The researchers studied 422 breast cancer patients with an average age of 48 years recruited from 14 hospitals from the Amsterdam and Rotterdam regions of the Netherlands. They were randomly assigned to four groups - CBT alone, PE alone, CBT and PE combined - and a control group. Compared with the control group, all those patients who received one or both interventions showed an overall decrease in the levels of menopausal symptoms, in addition to reporting an increase in sexuality and an improvement in physical functioning. These positive effects were still apparent after six months.
"To our knowledge, this is the first study to investigate the efficacy of these two interventions specifically in women who have experienced acute, treatment-induced menopause," Dr. Marc van Beurden from The Netherlands Cancer Institute, Amsterdam, The Netherlands, will say. "This is a very important issue for the quality of life of younger breast cancer patients. Unlike healthy women starting the menopause, they are unable to take hormone replacement therapy to alleviate their symptoms. There are other drugs available, but they are only moderately effective and have troublesome side-effects."
The researchers believe that the CBT reduces stress levels and helps women cope effectively with the symptoms they are experiencing. Physical exercise is intended to reduce hot flushes through an effect on the thermoregulatory system. "There was already evidence that both interventions were effective in women undergoing the natural menopause," says Dr. van Beurden's colleague, Dr. Hester van Oldenburg. "We are pleased to have established that they also work in women with induced menopause, which is significantly more difficult for patients to deal with both because it is caused by cancer treatment, which is distressing in itself, and because the symptoms often come on so quickly that there is little or no time to get used to them."

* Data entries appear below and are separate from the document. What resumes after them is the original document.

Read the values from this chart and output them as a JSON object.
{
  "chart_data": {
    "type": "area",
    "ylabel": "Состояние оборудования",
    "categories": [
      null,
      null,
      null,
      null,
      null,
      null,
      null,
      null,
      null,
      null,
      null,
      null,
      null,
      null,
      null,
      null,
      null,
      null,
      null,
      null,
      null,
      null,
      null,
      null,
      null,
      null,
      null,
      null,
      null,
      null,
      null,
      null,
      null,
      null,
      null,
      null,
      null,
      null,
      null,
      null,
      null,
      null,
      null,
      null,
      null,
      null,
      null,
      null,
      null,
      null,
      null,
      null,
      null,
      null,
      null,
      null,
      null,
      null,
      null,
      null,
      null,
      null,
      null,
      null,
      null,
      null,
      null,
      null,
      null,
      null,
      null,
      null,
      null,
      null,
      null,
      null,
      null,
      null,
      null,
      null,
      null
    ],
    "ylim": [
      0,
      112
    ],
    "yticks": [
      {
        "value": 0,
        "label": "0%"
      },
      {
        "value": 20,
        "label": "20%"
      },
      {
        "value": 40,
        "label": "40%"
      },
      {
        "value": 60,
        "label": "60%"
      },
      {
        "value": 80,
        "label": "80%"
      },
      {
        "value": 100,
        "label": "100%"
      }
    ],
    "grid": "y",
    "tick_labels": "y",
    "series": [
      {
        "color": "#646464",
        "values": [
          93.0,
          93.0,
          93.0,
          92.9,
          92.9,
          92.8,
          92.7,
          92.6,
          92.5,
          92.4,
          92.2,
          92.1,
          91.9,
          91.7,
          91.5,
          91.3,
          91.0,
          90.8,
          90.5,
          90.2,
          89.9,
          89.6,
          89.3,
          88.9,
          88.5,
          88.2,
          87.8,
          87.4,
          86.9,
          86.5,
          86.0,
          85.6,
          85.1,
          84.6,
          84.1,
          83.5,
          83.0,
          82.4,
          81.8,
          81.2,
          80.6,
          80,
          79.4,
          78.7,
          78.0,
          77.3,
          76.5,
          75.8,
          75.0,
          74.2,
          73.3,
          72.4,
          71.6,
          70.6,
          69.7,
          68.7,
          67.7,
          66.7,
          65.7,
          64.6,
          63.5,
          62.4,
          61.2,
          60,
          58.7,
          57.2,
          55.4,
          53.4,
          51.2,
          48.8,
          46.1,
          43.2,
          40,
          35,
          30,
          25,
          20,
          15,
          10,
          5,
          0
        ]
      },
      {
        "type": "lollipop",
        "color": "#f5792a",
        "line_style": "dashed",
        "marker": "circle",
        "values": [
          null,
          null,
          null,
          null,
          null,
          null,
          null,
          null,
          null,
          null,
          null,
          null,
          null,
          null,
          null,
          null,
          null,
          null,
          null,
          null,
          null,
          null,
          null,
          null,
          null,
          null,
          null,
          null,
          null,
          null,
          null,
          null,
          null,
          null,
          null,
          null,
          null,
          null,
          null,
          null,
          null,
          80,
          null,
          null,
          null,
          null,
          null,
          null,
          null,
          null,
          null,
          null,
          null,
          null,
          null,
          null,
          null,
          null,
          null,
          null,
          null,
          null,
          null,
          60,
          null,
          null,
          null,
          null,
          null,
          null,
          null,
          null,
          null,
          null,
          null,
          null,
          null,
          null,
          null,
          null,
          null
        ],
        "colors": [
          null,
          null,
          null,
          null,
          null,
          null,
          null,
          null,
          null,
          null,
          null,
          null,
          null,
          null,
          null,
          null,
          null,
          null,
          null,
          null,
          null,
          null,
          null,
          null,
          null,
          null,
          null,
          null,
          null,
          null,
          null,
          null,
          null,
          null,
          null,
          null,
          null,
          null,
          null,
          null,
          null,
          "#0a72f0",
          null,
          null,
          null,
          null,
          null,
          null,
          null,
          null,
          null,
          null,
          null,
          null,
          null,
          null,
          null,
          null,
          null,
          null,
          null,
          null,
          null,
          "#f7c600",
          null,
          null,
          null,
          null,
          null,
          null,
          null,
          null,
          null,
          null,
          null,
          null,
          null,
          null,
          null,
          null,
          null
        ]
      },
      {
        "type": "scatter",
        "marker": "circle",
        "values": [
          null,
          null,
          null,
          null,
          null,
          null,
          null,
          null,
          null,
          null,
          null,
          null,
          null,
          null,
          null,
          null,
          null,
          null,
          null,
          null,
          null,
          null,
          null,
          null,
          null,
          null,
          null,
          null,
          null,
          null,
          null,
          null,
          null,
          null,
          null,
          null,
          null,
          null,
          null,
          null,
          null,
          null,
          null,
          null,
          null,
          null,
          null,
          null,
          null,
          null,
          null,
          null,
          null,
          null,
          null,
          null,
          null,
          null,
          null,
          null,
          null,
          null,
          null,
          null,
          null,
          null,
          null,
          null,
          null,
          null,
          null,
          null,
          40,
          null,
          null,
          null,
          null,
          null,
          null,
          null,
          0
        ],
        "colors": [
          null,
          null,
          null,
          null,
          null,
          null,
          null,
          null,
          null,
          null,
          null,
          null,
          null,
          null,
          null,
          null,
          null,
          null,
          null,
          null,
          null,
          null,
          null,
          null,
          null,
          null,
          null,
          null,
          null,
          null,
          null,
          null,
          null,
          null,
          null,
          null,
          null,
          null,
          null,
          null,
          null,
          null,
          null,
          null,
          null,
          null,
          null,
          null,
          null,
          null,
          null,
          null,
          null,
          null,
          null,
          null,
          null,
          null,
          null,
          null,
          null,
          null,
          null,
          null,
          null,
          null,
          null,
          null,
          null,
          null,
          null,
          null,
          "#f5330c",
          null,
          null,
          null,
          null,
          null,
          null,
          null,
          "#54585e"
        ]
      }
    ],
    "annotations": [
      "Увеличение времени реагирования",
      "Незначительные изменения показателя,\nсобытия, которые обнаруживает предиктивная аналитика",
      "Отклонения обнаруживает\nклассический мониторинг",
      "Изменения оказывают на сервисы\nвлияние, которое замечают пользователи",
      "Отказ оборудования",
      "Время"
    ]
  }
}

Patients said that participation in the CBT programme made them more aware of their symptoms and how to deal with them. "Before, I more or less accepted them unconsciously. Now I'm more alert about my symptoms, their effect, and possible ways to cope with them. By sharing my experiences with others, I've learned to put my symptoms in perspective and to cope with them," said one participant.
While the evidence that the interventions worked was convincing, compliance with them was poor, the researchers say. In the case of CBT, it was difficult to schedule the group sessions at a time that was convenient for women who often had both work and parenting responsibilities. The frequency and intensity of the PE programme was also a challenge for many women.

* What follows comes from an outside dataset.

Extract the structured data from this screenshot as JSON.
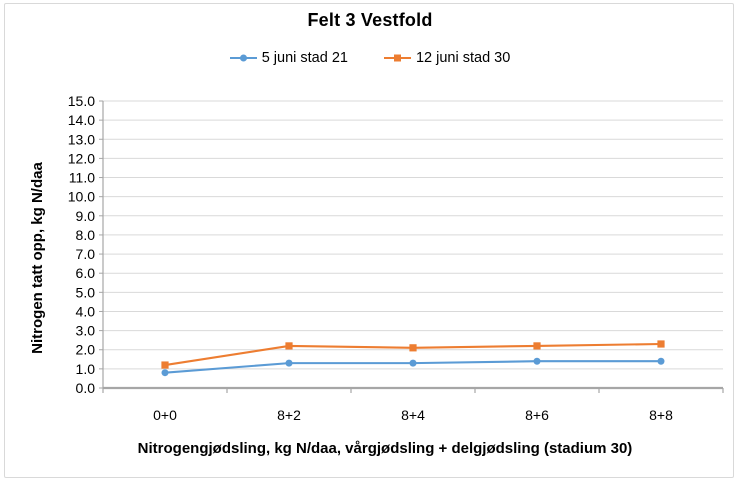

"We think that we have made an important step forward in improving the quality of life of these patients," Dr. van Beurden will say. "Based on input from patients, we are now developing an internet-based version of the CBT programme. We hope that this will further increase the accessibility and convenience of the interventions and lead to more women benefiting from their results."

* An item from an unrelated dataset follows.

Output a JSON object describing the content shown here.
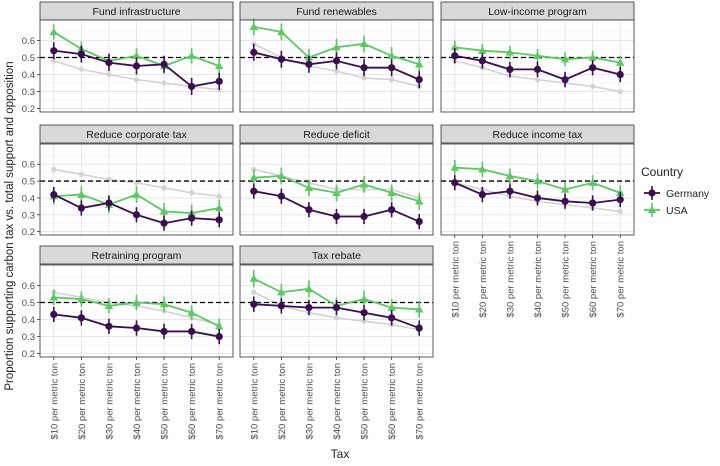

Professor David Cameron, from the University of Edinburgh (Edinburgh, UK), and chair of EBCC-8 said: "Menopausal symptoms can often be an added burden of side effects for younger women undergoing treatment for breast cancer. This study is important as it offers evidence that there is a way to intervene to make this less of a problem for women, thus allowing them to get on with their lives after curative therapy for breast cancer."